Define $$\operatorname{P.V.} \sum_{n = 0}^{+\infty} \frac{1}{n z^n} = \lim_N \left(\frac{N}{z^{\frac{1}{N}}} + \sum_{n = 1}^N \frac{1}{n z^n}\right)$$ We wish to find out if $$\operatorname{P.V.} \sum_{n = 0}^{+\infty} \frac{1}{n z^n} = \infty$$ In other words, does $$\frac{1}{\frac{N}{z^{\frac{1}{N}}} + \sum_{n = 1}^N \frac{1}{n z^n}} \to 0$$ as $N \to +\infty$?
We know $$\lim_N \sum_{n = 1}^N \frac{1}{n z^n} = -\operatorname{Log}\left(1 - \frac{1}{z}\right)$$ for $|z| > 1$ by Taylor series expansion.
Hence for a fixed $z$, $\left(\sum_{n = 1}^N \frac{1}{n z^n}\right)$ converges to a complex constant and $\left(z^{\frac{1}{N}}\right) \to 1$ as $N \to +\infty$. Thus we can conclude that $$\lim_N \left(\frac{N}{z^{\frac{1}{N}}} + \sum_{n = 1}^N \frac{1}{n z^n}\right) = \infty$$ for $|z| > 1$.
In fact, the same argument works when $|z| = 1$ and $z \neq 1$, because by Determining precisely where $\sum_{n=1}^\infty\frac{z^n}{n}$ converges?, $\left(\sum_{n = 1}^N \frac{1}{n z^n}\right)$ converges to a complex constant when $|z| = 1$ and $z \neq 1$.

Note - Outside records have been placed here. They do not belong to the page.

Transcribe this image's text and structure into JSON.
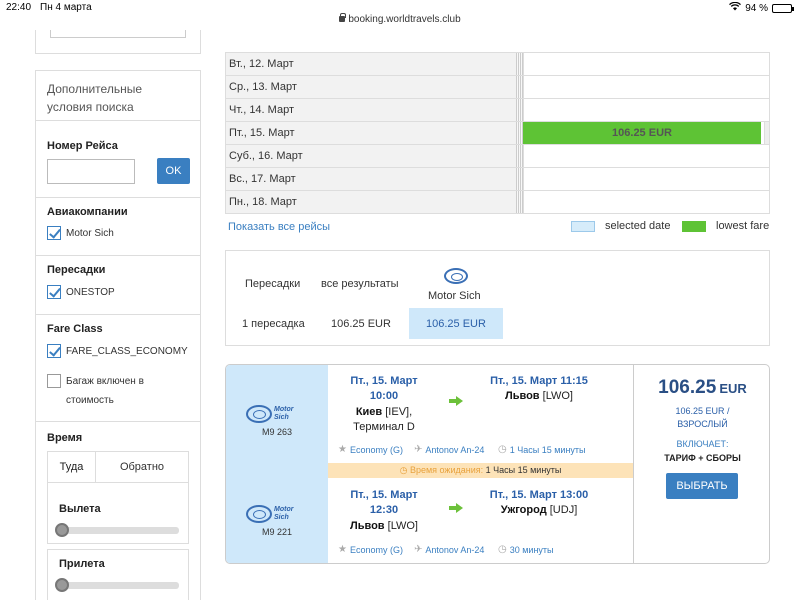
{
  "statusbar": {
    "time": "22:40",
    "date": "Пн 4 марта",
    "battery": "94 %",
    "battery_level": 0.94
  },
  "browser": {
    "url": "booking.worldtravels.club"
  },
  "sidebar": {
    "title": "Дополнительные условия поиска",
    "flight_number_label": "Номер Рейса",
    "flight_number_value": "",
    "ok_label": "OK",
    "airlines_label": "Авиакомпании",
    "airlines": [
      {
        "label": "Motor Sich",
        "checked": true
      }
    ],
    "stops_label": "Пересадки",
    "stops": [
      {
        "label": "ONESTOP",
        "checked": true
      }
    ],
    "fare_class_label": "Fare Class",
    "fare_classes": [
      {
        "label": "FARE_CLASS_ECONOMY",
        "checked": true
      },
      {
        "label": "Багаж включен в стоимость",
        "checked": false
      }
    ],
    "time_label": "Время",
    "tabs": [
      "Туда",
      "Обратно"
    ],
    "departure_label": "Вылета",
    "arrival_label": "Прилета"
  },
  "dates": [
    {
      "label": "Вт., 12. Март",
      "fare": ""
    },
    {
      "label": "Ср., 13. Март",
      "fare": ""
    },
    {
      "label": "Чт., 14. Март",
      "fare": ""
    },
    {
      "label": "Пт., 15. Март",
      "fare": "106.25 EUR"
    },
    {
      "label": "Суб., 16. Март",
      "fare": ""
    },
    {
      "label": "Вс., 17. Март",
      "fare": ""
    },
    {
      "label": "Пн., 18. Март",
      "fare": ""
    }
  ],
  "show_all_label": "Показать все рейсы",
  "legend": {
    "selected_label": "selected date",
    "selected_color": "#d6ecfa",
    "lowest_label": "lowest fare",
    "lowest_color": "#5ec335"
  },
  "matrix": {
    "stops_header": "Пересадки",
    "all_header": "все результаты",
    "airline_header": "Motor Sich",
    "row_label": "1 пересадка",
    "all_value": "106.25 EUR",
    "airline_value": "106.25 EUR"
  },
  "card": {
    "segments": [
      {
        "flight_code": "M9 263",
        "dep_datetime": "Пт., 15. Март 10:00",
        "dep_city": "Киев",
        "dep_code": "[IEV],",
        "dep_terminal": "Терминал D",
        "arr_datetime": "Пт., 15. Март 11:15",
        "arr_city": "Львов",
        "arr_code": "[LWO]",
        "cabin": "Economy (G)",
        "aircraft": "Antonov An-24",
        "duration": "1 Часы 15 минуты"
      },
      {
        "flight_code": "M9 221",
        "dep_datetime": "Пт., 15. Март 12:30",
        "dep_city": "Львов",
        "dep_code": "[LWO]",
        "arr_datetime": "Пт., 15. Март 13:00",
        "arr_city": "Ужгород",
        "arr_code": "[UDJ]",
        "cabin": "Economy (G)",
        "aircraft": "Antonov An-24",
        "duration": "30 минуты"
      }
    ],
    "wait_label": "Время ожидания:",
    "wait_value": "1 Часы 15 минуты",
    "price_number": "106.25",
    "price_currency": "EUR",
    "price_per": "106.25 EUR /",
    "price_pax": "ВЗРОСЛЫЙ",
    "includes_label": "ВКЛЮЧАЕТ:",
    "includes_value": "ТАРИФ + СБОРЫ",
    "choose_label": "ВЫБРАТЬ",
    "logo_text": "Motor Sich"
  }
}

For z = 1, $\left(\sum_{n = 1}^N \frac{1}{n z^n}\right)$ is the harmonic series which diverges to $+\infty$ as $N \to +\infty$ and $z^{\frac{1}{N}} = 1$ and hence $$\lim_N \left(\frac{N}{z^{\frac{1}{N}}} + \sum_{n = 1}^N \frac{1}{n z^n}\right) = \infty$$
How about for $|z| < 1$?